- £642,000 of goodwill payments made to ambulance workers by CCG
- Chief finance officer says: “We are not setting a precendent”
- CCG admits “there was frailty in the subcontracting market”
Commissioners in Sussex paid a total of £642,000 in wages to former NHS staff after their private company employer ceased trading, HSJ can reveal.
Alan Beasley, the chief finance officer for High Weald and Lewes Clinical Commissioning Group, said he would be “exploring all avenues” to recover the cash from Docklands Medical Services, which provided patient transport services in Sussex until it ceased trading last summer.
He insisted that the payment will not set a precedent for other private providers to expect a bail out.
The circumstances of the payment were “unique”, Mr Beasley told HSJ. “We are not setting a precedent in terms of other private sector contracts that we might have. Those were ex gratia payments, not contractual payments.”
The 71 former South East Coast Ambulance Service Foundation Trust workers at the centre of the dispute twice lost their jobs when two private patient transport companies – VM Langfords and Docklands Medical Services – ceased trading in rapid succession last summer.
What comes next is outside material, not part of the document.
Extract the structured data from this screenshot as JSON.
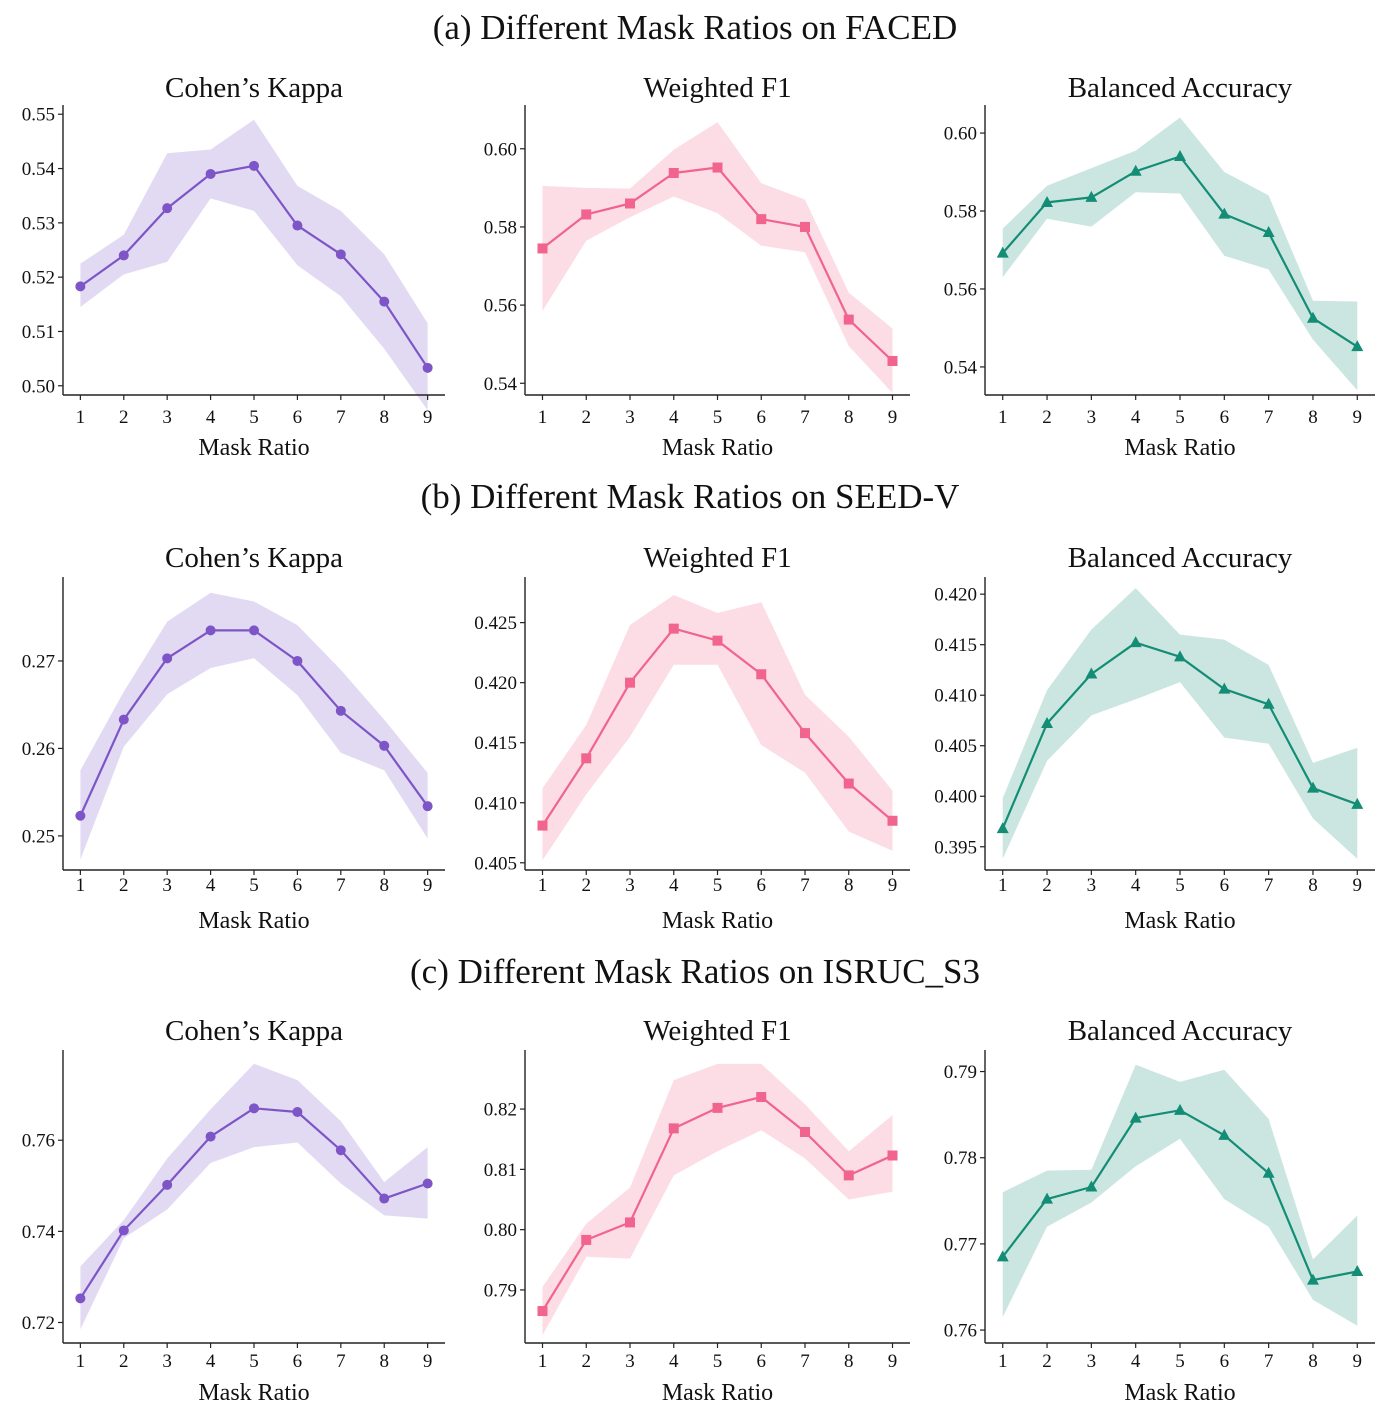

He said: “These are poorly paid NHS employees who were transferred to one company, VM Langford, which went belly up in strange circumstances and then transferred to another company [Docklands Medical Services] that went belly up in strange circumstances.”
Both companies had been subcontracted by Coperforma, which the CCG awarded a £62.6m five-year contract to provide patient transport services for the whole of Sussex. The contract began last April, when the employees transferred from South East Coast Ambulance Service Trust.
“The commissioners felt that making the payment [on behalf of Docklands Medical Services] was the right thing for them to do, given these were ex-NHS staff who had been messed around”, Mr Beasley said.
Docklands Medical Services ceased trading in August, and its services were taken over by other subcontractors.
Coperforma agreed to hand the contract back to commissioners last October, after the Care Quality Commission served it with six improvement notices following concerns about patient safety. However it has continued to manage the contract.
The CCG paid the wages of the 71 ambulance workers from August until the end of February 2017, Mr Beasley said.
The total £642,000 cost will be spread across each of the CCGs in the area on a “fair shares basis”, Mr Beasley said.
The trust took on the wages bill from 1 March 2017, and it will officially take over the patient transport contract for Sussex on 1 April.
Mr Beasley said the patient transport contract was originally awarded to Coperforma, because it “had the technology and framework to increase or decrease capacity [by subcontracting] at short notice. That is the thing that NHS organisations can’t do.”
But he added: “In retrospect there was a fair degree of frailty in the subcontracting market that we hadn’t envisaged when the contract was let.”
The fact that Coperforma was later revealed to be the sole bidder for the contract did not affect the decision of the CCG to go with company, Mr Beasley said.
“Nobody knew there was only one bidder. The market didn’t know. Coperforma didn’t know. The evaluation bid was carried out as if there had been numerous bidders.”
A spokesman for Coperforma said: “DMS agreed to accept, without questioning, the financial terms of the Coperforma contract to provide patient transport services to the people of Sussex. They clearly considered the terms were more than appropriate to sustain the contract.”
Docklands Medical Services has been approached for comment.